«Tu avais le choix. Et tu es resté. Mes enfants n'ont jamais eu le choix. Ils ne méritaient pas que quelqu'un comme toi leur prenne leur père.» Émotive, en colère, la veuve du soldat Christopher Speer, Tabitha, s'est adressée jeudi directement à Omar Khadr, qui a reconnu sa culpabilité, plus tôt cette semaine, pour la mort de son mari, en Afghanistan, en 2002.

Fixant le détenu canadien, à cinq mètres devant elle, Mme Speer est venue témoigner de la perte son mari, au troisième jour des audiences pour établir la peine de prison à imposer à Omar Khadr.

«J'entends partout qu'il est une victime, qu'il était un enfant. Je ne vois pas ça. Les victimes, ce sont mes enfants. Pas toi. Ce sont eux qui souffrent», a-t-elle lancé, s'adressant d'abord aux sept membres qui composent le jury de la commission militaire, puis à Omar Khadr, qui lui se tenait la tête baissée.

Dans la salle bondée du tribunal d'exception, à Guantanamo, l'émotion était à son comble. À plusieurs reprises, le silence a envahi la pièce, lorsque Tabitha Speer retenait ses larmes, racontant à quel point son mari était un bon père, et comment son absence pèse lourd dans la vie de leurs enfants, Taryn, 11 ans, et Tanner, 8 ans.

Pendant 45 minutes, elle a relaté sa rencontre avec son mari, leur vie avant son déploiement en Afghanistan, à l'été 2002, et les circonstances tragiques dans lesquelles elle a du revenir de l'hôpital militaire où Christopher Speer est mort des suites de ses blessures, en Allemagne, et expliquer à sa fille de 3 ans que son père ne reviendrait jamais.

«Il y a une partie de ma fille qui est morte avec mon mari, a dit la veuve éplorée. Ma fille, à 11 ans, a connu une souffrance qu'aucun enfant de son âge devrait connaître.»

Mme Speer a ensuite lu des lettres, écrites par Taryn et Tanner, à l'attention d'Omar Khadr, dans lesquelles ils racontent, avec des mots d'enfants, pourquoi ils sont fâchés contre lui. «À cause de toi, mon père ne m'a jamais vu jouer au soccer, et ça me rend très triste», raconte Taryn, qui adore ce sport parce que son père en était un fervent amateur.
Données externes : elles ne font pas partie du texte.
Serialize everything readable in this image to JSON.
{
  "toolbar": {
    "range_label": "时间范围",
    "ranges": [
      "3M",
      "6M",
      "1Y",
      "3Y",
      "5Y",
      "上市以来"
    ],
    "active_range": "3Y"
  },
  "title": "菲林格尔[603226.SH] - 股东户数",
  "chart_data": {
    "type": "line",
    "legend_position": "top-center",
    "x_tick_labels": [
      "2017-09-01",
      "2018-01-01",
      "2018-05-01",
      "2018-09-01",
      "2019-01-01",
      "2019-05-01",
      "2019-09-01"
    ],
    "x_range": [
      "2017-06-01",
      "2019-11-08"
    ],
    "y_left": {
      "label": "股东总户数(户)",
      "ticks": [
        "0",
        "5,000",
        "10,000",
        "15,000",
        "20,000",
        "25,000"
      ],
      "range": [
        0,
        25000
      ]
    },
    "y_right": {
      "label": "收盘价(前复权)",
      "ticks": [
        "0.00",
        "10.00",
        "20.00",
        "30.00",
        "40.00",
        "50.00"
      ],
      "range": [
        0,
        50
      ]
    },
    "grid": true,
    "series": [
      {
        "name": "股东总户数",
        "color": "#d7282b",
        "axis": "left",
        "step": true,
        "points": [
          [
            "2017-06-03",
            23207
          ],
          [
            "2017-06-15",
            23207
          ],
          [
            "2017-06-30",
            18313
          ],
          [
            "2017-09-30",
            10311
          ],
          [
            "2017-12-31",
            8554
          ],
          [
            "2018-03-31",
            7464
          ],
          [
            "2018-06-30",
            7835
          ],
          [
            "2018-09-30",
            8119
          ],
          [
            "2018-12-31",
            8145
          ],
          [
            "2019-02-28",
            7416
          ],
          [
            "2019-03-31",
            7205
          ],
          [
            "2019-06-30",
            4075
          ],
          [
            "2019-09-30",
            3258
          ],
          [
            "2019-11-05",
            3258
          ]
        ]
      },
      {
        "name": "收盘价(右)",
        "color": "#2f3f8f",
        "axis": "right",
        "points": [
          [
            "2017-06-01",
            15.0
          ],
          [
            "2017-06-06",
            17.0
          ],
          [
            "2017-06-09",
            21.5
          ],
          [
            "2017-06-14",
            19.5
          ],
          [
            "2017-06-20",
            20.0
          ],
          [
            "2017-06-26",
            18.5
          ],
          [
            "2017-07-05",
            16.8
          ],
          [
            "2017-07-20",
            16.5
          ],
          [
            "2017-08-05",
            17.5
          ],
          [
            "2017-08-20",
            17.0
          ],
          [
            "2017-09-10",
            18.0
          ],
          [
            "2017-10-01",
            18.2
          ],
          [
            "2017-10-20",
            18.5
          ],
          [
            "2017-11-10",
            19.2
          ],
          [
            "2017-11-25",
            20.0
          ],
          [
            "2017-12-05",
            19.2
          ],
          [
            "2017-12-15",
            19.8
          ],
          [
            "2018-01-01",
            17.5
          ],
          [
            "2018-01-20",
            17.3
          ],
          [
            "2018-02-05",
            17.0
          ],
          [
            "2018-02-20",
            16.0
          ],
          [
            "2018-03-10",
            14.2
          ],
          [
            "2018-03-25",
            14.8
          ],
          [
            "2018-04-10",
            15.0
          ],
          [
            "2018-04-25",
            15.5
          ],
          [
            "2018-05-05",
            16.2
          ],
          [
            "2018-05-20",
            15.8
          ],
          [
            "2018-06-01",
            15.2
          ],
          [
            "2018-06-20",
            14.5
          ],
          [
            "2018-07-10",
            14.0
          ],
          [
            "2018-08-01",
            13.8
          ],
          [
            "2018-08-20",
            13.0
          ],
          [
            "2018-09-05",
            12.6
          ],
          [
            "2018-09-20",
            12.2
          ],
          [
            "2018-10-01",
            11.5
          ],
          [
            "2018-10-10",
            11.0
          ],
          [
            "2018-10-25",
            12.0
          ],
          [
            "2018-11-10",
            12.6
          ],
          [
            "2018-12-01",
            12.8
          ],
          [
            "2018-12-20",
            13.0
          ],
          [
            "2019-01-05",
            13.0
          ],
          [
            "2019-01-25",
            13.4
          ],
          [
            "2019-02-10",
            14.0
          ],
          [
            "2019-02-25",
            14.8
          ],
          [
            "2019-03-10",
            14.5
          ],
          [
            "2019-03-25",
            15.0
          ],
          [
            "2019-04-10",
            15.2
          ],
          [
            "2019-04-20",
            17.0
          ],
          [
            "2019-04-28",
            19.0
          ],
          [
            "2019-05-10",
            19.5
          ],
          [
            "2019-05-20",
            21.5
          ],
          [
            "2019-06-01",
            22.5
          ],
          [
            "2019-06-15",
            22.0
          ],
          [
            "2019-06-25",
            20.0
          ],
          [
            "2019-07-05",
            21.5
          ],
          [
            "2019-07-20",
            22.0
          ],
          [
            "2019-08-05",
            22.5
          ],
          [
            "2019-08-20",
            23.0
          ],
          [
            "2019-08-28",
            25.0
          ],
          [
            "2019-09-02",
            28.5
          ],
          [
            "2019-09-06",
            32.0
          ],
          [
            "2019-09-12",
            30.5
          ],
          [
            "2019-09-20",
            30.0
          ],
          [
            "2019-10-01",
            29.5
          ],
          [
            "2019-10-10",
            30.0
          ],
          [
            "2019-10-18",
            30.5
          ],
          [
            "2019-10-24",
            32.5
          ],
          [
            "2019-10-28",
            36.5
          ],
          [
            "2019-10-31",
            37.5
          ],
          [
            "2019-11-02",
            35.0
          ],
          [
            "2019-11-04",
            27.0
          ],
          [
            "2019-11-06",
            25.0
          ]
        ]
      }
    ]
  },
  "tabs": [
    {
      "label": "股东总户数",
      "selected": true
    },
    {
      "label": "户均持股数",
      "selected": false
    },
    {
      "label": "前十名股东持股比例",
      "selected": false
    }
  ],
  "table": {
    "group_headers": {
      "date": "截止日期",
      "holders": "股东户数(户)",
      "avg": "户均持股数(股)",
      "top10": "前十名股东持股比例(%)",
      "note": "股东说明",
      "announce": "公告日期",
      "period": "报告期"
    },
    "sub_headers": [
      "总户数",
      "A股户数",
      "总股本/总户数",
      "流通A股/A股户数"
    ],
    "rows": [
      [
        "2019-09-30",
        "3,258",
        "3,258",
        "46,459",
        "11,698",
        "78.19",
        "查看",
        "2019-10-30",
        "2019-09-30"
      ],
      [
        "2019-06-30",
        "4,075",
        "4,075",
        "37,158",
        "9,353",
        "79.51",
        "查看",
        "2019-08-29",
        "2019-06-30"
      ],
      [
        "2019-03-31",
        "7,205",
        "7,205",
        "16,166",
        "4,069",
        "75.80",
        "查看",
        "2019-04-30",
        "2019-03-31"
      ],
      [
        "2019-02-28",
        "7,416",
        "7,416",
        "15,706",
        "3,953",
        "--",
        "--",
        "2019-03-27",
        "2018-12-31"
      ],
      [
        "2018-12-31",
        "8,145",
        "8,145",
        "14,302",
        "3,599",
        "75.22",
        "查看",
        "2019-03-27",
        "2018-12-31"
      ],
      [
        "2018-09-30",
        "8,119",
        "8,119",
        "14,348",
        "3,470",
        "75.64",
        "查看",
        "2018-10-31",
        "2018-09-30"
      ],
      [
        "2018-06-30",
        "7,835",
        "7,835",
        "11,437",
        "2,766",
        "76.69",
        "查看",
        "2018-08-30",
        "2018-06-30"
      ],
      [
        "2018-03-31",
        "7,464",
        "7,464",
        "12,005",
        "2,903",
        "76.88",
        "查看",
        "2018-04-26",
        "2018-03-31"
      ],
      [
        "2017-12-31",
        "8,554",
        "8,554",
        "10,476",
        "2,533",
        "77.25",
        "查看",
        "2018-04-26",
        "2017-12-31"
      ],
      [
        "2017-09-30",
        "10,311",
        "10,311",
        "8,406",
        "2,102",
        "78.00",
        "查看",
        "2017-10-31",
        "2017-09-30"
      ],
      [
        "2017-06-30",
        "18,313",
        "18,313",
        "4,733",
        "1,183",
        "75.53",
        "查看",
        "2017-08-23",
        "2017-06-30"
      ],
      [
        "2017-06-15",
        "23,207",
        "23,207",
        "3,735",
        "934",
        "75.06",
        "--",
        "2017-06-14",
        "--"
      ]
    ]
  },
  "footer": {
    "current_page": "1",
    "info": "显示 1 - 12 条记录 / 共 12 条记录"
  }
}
«Je pense qu'il devrait aller en prison, pour le trou qu'il a causé dans ma famille, écrit Tanner, qui aura 9 ans en novembre. À cause d'Omar Khadr, je n'ai aucun souvenir de mon père.»

La défense n'a pas voulu contre-interroger la veuve du soldat Speer, mort à 28 ans. Après une saga judiciaire de plus de huit ans, le jeune détenu canadien, aujourd'hui âgé de 24 ans, a plaidé coupable lundi à des cinq chefs d'accusations pour crimes de guerre : meurtre, tentative de meurtre, complot, espionnage et soutien matériel au terrorisme. L'entente à l'amiable signée entre ses avocats et les procureurs du gouvernement américain prévoit qu'après une année supplémentaire de détention à la prison de Guantanamo, il pourrait demander à être transféré dans un pénitencier canadien.

Plus tôt en matinée, un capitaine de la marine américaine, Patrick McCarthy, a affirmé au jury qu'Omar Khadr pouvait, selon lui, «être réhabilité», compte tenu de l'âge qu'il avait et des circonstances entourant sa capture en Afghanistan. Le capitaine McCarthy a côtoyé le détenu de 2006 à 2008, alors qu'il était en poste à la prison de Guantanamo.

Aujourd'hui basé à Kaboul, en Afghanistan, il a souligné qu'Omar Khadr était respectueux, amical et qu'il représentait une influence positive pour ses codétenus. Le jeune prisonnier, natif de Scarborough, n'est pas un radical, selon le capitaine, et offre un bon potentiel de réhabilitation dans la société.